As the crypto industry continues to boom in Australia, investors and some members of the Senate are pushing for a more regulated environment. With current regulation setting the bar a little low, it could pose possible risks to investors and businesses alike.
On August 6, some of the largest crypto exchanges in Australia including Blockchain Australia, Independent Reserve, Kraken, Swyftx and various asset managers made an appeal to the Committee on Australia as a Technology and Financial Centre. They asked for minimum operating standards to be implemented to protect investors, with the ultimate aim of aligning consumer protection and industry growth.
While Australia is in a good position to participate in the global development of digital assets, a team of legal experts has highlighted current gaps in the framework that leave consumers exposed.
The Need For Regulation
Currently, the only cryptocurrency licence that exists in Australia is administered by AUSTRAC and is focused on identifying tax evaders and money laundering. With a lack of rules and entities to enforce them, individuals and businesses in the crypto space are at risk.
According to Adrian Przelozny, founder of crypto exchange Independent Reserve, there are no rules, external audits or IT security standards for the community to follow. “This is ridiculous and needs to change to protect consumers,” he says. “How can we hold A$1 billion worth of client assets without having to prove to an auditor these assets exist?”
There also are no rules that prescribe how assets should be stored. Consumers are just hoping custodians are following a procedure that keeps their assets from being lost, but there’s no regulator that ensures this actually happens.Adrian Przelozny, founder, Independent Reserve
The Consequences of Regulatory Uncertainty
The lack of regulation in Australia is leading Aussie investors to engage in international crypto trading, which could be unsafe.

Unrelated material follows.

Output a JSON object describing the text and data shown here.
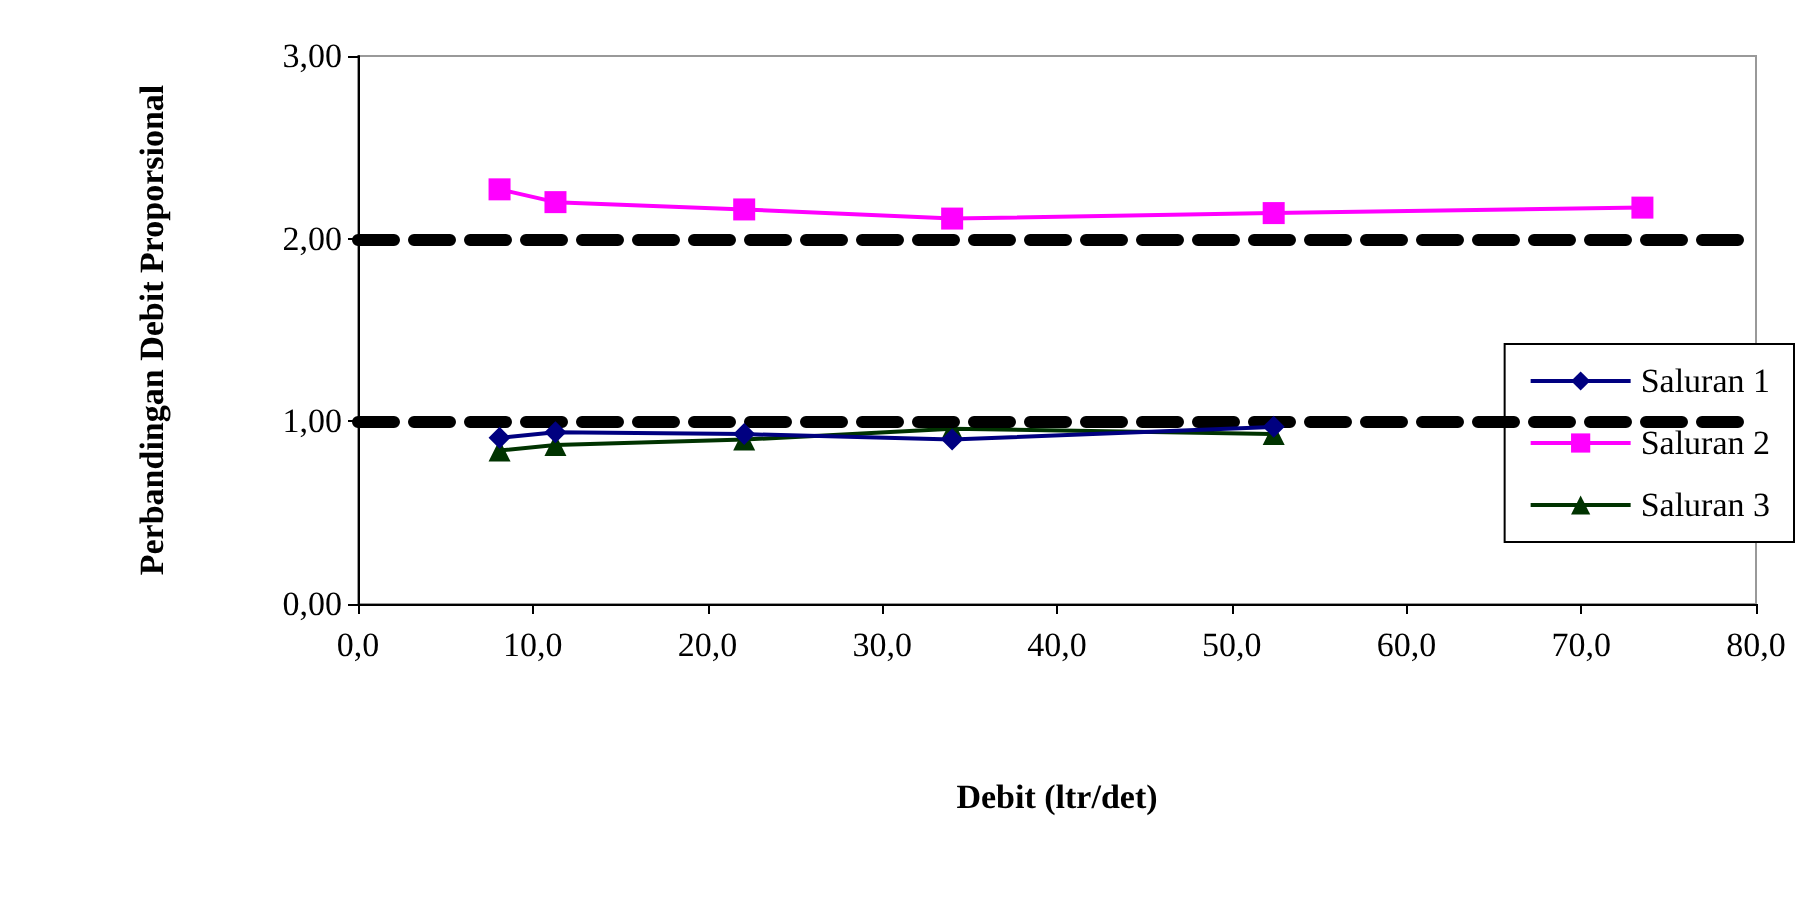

Regulators and enforcers ensure that investors are protected by regularly verifying that exchanges comply with all required security protocols.
Crypto businesses are scared to move forward and create new products. In the murky regulatory state crypto is in now, if a business spends time and money creating a new financial product, it may be a futile exercise or one that has consequences for new investors, such as last month’s changes to leverage trading by major crypto exchanges to protect new investors.
Australia needs to follow in the footsteps of Singapore, Hong Kong, Europe and the US, all of which have successfully regulated digital financial products. In recent months, Australian crypto companies have been urging regulators to provide some regulatory clarity.
The Aussie Commitment to Crypto
Generally speaking, Australia is quite progressive in its regulatory approach towards cryptocurrencies compared to other countries.
Australia needs to prepare for the future of finance. We believe prioritising digital financial legislation will have a significant longer-term impact across our entire economy.Caroline Bowler, chief executive, BTC Markets
For now, the Australian Securities and Investments Commission (ASIC) has released a report detailing the current regulations around crypto trading. The challenge for investors is that the ASX and ASIC have been reluctant to allow exchange-traded funds linked to bitcoin to be listed, which could lead to investors buying BTC and other crypto elsewhere.